1 post tagged “walter salles”
Depuis ses débuts de cinéaste, Walter Salles s'intéresse à son pays d'origine, l'Amérique du Sud, ses conditions de vie, sa misère, son désespoir. Dans CENTRAL DO BRASIL, il y avait cette écrivaine publique qui brûlait les lettres de ses clients. Dans CARNETS DE VOYAGE, il y a ces deux grands gamins, pleins d'espoir et d'envie de vivre, partis à la conquête du monde sur leur mobylette rouillée. Et comme dans chacun de ses films, le retour à la réalité, la rencontre avec la vie se prend comme une claque en pleine figure.
En 1952, celui qui deviendra le Che traverse l'Amérique du Sud avec son ami Alberto Granado. Un périple de toutes les découvertes qui va changer radicalement sa vision du monde . Le film est un road-movie initiatique, l'odyssée de deux jeunes gens anonymes et joyeux : les deux copains quittent Buenos Aires pour un périple de plusieurs mois à la découverte de l'Amérique latine. Un voyage de plusieurs milliers de kilomètres à travers la Patagonie, le Chili, le Pérou, pour aboutir à l'extrême nord du Venezuela. Alberto (Rodrigo de la Serna) aime manger, boire, danser et séduire ; Ernesto (Gael García Bernal), dit « Fuser », 23 ans, est étudiant en médecine, il est mince, beau, chouchou de sa riche famille et asthmatique. Don Quichotte et Sancho Pança avaient leur Rossinante. Ernesto et Alberto ont une Norton 500 un peu rouillée. Et Walter Salles filme avec bonheur et drôlerie les incidents cocasses vécus par ces deux inséparables complémentaires. Alberto drague tout ce qui bouge. Ernesto se fait draguer.
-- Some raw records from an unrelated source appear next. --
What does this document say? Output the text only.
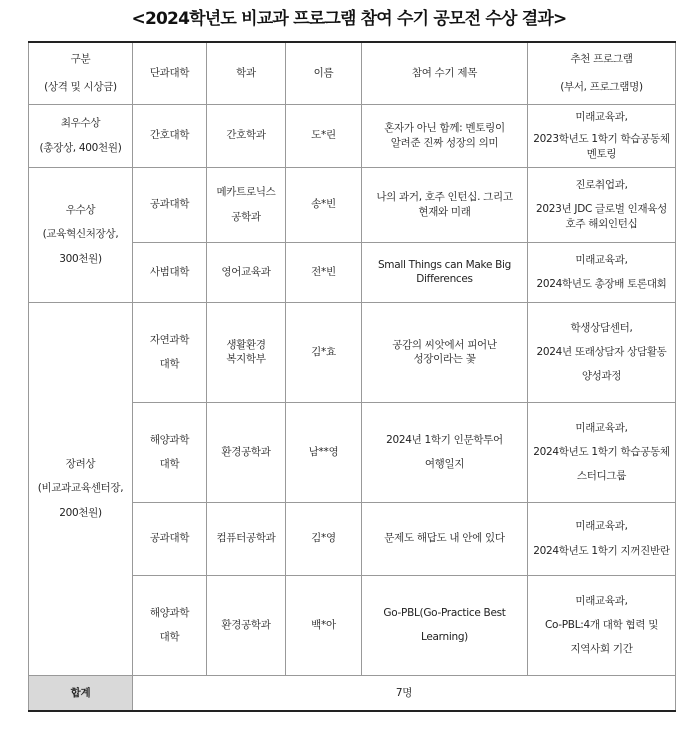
<2024학년도 비교과 프로그램 참여 수기 공모전 수상 결과>
구분
(상격 및 시상금)	단과대학	학과	이름	참여 수기 제목	추천 프로그램
(부서, 프로그램명)

최우수상
(총장상, 400천원)	간호대학	간호학과	도*린	혼자가 아닌 함께: 멘토링이
알려준 진짜 성장의 의미	미래교육과,
2023학년도 1학기 학습공동체
멘토링

우수상
(교육혁신처장상,
300천원)	공과대학	메카트로닉스
공학과	송*빈	나의 과거, 호주 인턴십. 그리고
현재와 미래	진로취업과,
2023년 JDC 글로벌 인재육성
호주 해외인턴십

	사범대학	영어교육과	전*빈	Small Things can Make Big
Differences	미래교육과,
2024학년도 총장배 토론대회

장려상
(비교과교육센터장,
200천원)	자연과학
대학	생활환경
복지학부	김*효	공감의 씨앗에서 피어난
성장이라는 꽃	학생상담센터,
2024년 또래상담자 상담활동
양성과정

	해양과학
대학	환경공학과	남**영	2024년 1학기 인문학투어
여행일지	미래교육과,
2024학년도 1학기 학습공동체
스터디그룹

	공과대학	컴퓨터공학과	김*영	문제도 해답도 내 안에 있다	미래교육과,
2024학년도 1학기 지꺼진반란

	해양과학
대학	환경공학과	백*아	Go-PBL(Go-Practice Best
Learning)	미래교육과,
Co-PBL:4개 대학 협력 및
지역사회 기간

합계	7명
Walter Salles laisse peu à peu deviner la découverte, par deux bourgeois plutôt sages, au destin apparemment tout tracé, d'une réalité qu'ils ne faisaient que soupçonner. La beauté de leur terre. La misère de ceux qui y vivent. Un choc : la rencontre avec des journaliers chiliens, à la recherche d'un travail, chassés de chez eux pour s'être déclarés communistes. Comment lutter contre les propriétaires tyranniques ? Ce qu'apprennent les deux jeunes gens, c'est l'idée de la révolte permanente. Ne jamais accepter l'inacceptable.
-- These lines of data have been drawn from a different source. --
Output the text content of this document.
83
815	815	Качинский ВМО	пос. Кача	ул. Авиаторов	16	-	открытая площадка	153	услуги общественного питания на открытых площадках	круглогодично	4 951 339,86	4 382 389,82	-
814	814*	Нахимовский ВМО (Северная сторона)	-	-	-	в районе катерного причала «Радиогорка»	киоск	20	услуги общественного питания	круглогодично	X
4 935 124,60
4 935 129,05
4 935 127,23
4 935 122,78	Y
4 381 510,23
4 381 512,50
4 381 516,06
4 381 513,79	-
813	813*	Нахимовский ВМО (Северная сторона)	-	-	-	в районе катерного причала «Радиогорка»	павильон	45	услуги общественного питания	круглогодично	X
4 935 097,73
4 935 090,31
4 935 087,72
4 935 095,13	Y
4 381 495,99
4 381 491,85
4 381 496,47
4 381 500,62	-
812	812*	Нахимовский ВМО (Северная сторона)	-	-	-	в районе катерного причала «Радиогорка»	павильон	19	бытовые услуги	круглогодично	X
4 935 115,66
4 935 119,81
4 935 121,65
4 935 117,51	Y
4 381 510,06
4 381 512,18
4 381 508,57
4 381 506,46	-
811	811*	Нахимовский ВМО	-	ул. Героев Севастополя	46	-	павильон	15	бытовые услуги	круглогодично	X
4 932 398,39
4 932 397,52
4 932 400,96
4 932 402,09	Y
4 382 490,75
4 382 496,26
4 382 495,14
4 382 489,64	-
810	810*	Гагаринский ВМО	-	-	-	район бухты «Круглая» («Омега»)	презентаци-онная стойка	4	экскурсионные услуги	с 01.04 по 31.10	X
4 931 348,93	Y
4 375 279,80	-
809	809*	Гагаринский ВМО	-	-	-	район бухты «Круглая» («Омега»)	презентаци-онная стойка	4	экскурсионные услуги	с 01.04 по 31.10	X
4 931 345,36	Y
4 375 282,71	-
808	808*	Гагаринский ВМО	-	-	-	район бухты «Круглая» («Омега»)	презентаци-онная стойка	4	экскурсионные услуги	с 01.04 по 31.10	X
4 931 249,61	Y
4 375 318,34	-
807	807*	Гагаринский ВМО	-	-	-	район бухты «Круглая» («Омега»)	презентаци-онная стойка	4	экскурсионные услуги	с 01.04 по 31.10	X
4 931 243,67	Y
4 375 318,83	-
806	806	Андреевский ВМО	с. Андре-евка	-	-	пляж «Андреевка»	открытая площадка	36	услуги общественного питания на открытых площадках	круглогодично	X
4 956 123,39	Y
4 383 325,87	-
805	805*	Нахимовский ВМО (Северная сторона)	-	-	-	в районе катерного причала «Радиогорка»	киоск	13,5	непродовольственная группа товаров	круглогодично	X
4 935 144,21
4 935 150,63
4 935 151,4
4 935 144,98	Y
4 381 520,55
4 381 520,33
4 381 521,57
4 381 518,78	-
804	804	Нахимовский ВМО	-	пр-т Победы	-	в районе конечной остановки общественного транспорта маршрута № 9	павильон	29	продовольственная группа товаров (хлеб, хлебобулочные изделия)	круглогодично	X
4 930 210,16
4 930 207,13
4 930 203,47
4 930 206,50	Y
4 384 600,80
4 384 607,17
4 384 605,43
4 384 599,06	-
A la fin de ce voyage picaresque, les deux copains se séparent. Alberto Granado s'apprête à devenir adulte ; Ernesto Guevara, lui, reste encore au seuil de l'existence, sans se rendre compte que ce périple a changé sa vie. Seulement l'engagement révolutionnaire, ce sera pour plus tard. Ce sera une autre histoire. Un autre film.
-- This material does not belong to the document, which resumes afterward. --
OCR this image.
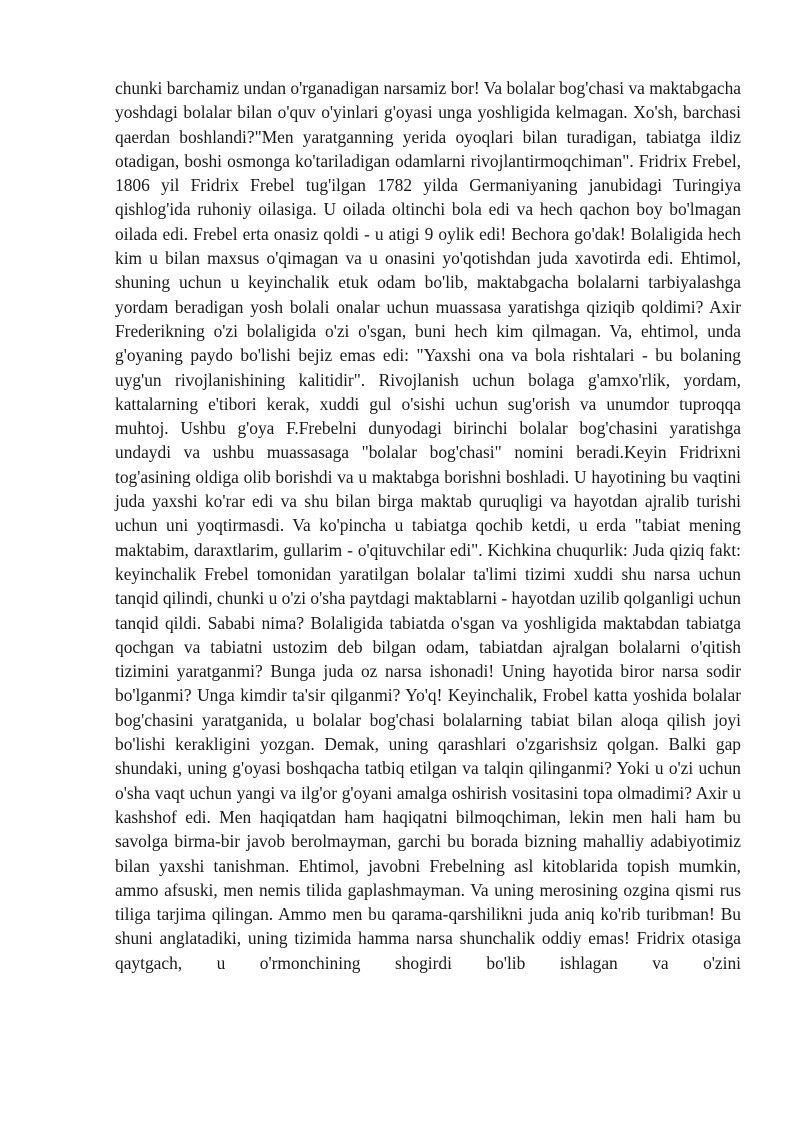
chunki barchamiz undan o'rganadigan narsamiz bor! Va bolalar bog'chasi va maktabgacha yoshdagi bolalar bilan o'quv o'yinlari g'oyasi unga yoshligida kelmagan. Xo'sh, barchasi qaerdan boshlandi?"Men yaratganning yerida oyoqlari bilan turadigan, tabiatga ildiz otadigan, boshi osmonga ko'tariladigan odamlarni rivojlantirmoqchiman". Fridrix Frebel, 1806 yil Fridrix Frebel tug'ilgan 1782 yilda Germaniyaning janubidagi Turingiya qishlog'ida ruhoniy oilasiga. U oilada oltinchi bola edi va hech qachon boy bo'lmagan oilada edi. Frebel erta onasiz qoldi - u atigi 9 oylik edi! Bechora go'dak! Bolaligida hech kim u bilan maxsus o'qimagan va u onasini yo'qotishdan juda xavotirda edi. Ehtimol, shuning uchun u keyinchalik etuk odam bo'lib, maktabgacha bolalarni tarbiyalashga yordam beradigan yosh bolali onalar uchun muassasa yaratishga qiziqib qoldimi? Axir Frederikning o'zi bolaligida o'zi o'sgan, buni hech kim qilmagan. Va, ehtimol, unda g'oyaning paydo bo'lishi bejiz emas edi: "Yaxshi ona va bola rishtalari - bu bolaning uyg'un rivojlanishining kalitidir". Rivojlanish uchun bolaga g'amxo'rlik, yordam, kattalarning e'tibori kerak, xuddi gul o'sishi uchun sug'orish va unumdor tuproqqa muhtoj. Ushbu g'oya F.Frebelni dunyodagi birinchi bolalar bog'chasini yaratishga undaydi va ushbu muassasaga "bolalar bog'chasi" nomini beradi.Keyin Fridrixni tog'asining oldiga olib borishdi va u maktabga borishni boshladi. U hayotining bu vaqtini juda yaxshi ko'rar edi va shu bilan birga maktab quruqligi va hayotdan ajralib turishi uchun uni yoqtirmasdi. Va ko'pincha u tabiatga qochib ketdi, u erda "tabiat mening maktabim, daraxtlarim, gullarim - o'qituvchilar edi". Kichkina chuqurlik: Juda qiziq fakt: keyinchalik Frebel tomonidan yaratilgan bolalar ta'limi tizimi xuddi shu narsa uchun tanqid qilindi, chunki u o'zi o'sha paytdagi maktablarni - hayotdan uzilib qolganligi uchun tanqid qildi. Sababi nima? Bolaligida tabiatda o'sgan va yoshligida maktabdan tabiatga qochgan va tabiatni ustozim deb bilgan odam, tabiatdan ajralgan bolalarni o'qitish tizimini yaratganmi? Bunga juda oz narsa ishonadi! Uning hayotida biror narsa sodir bo'lganmi? Unga kimdir ta'sir qilganmi? Yo'q! Keyinchalik, Frobel katta yoshida bolalar bog'chasini yaratganida, u bolalar bog'chasi bolalarning tabiat bilan aloqa qilish joyi bo'lishi kerakligini yozgan. Demak, uning qarashlari o'zgarishsiz qolgan. Balki gap shundaki, uning g'oyasi boshqacha tatbiq etilgan va talqin qilinganmi? Yoki u o'zi uchun o'sha vaqt uchun yangi va ilg'or g'oyani amalga oshirish vositasini topa olmadimi? Axir u kashshof edi. Men haqiqatdan ham haqiqatni bilmoqchiman, lekin men hali ham bu savolga birma-bir javob berolmayman, garchi bu borada bizning mahalliy adabiyotimiz bilan yaxshi tanishman. Ehtimol, javobni Frebelning asl kitoblarida topish mumkin, ammo afsuski, men nemis tilida gaplashmayman. Va uning merosining ozgina qismi rus tiliga tarjima qilingan. Ammo men bu qarama-qarshilikni juda aniq ko'rib turibman! Bu shuni anglatadiki, uning tizimida hamma narsa shunchalik oddiy emas! Fridrix otasiga qaytgach, u o'rmonchining shogirdi bo'lib ishlagan va o'zini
Je pensais que Walter Salles partait sur la piste d'un secret. Le paysage défile, des anecdotes poignantes ou cocasses, des rencontres, des problèmes de mécanique, des vaches... Walter Salles semble bien trop occupé à faire en sorte que le spectateur à l'américaine ne s’ennuie pas! J’attendais plus de réalisme (à la Ken Loach) au moment de filmer les abus des propriétaires terriens, la misère, les conversations avec les amérindiens, l’abus des patrons. Mais tout reste un peu trop lisse. Je garde néanmoins en mémoire l’épisode des lépreux. Salles a voulu montrer que le Che Guevara n'est pas qu'un visage étalé sur les T-Shirts des rebelles du monde entier. C'était avant tout un homme venu à la rencontre de son pays qu'il croyait puissant, et découvrait la misère d'un peuple opprimé et mourant. C’est ce que j’aurais voulu voir vraiment.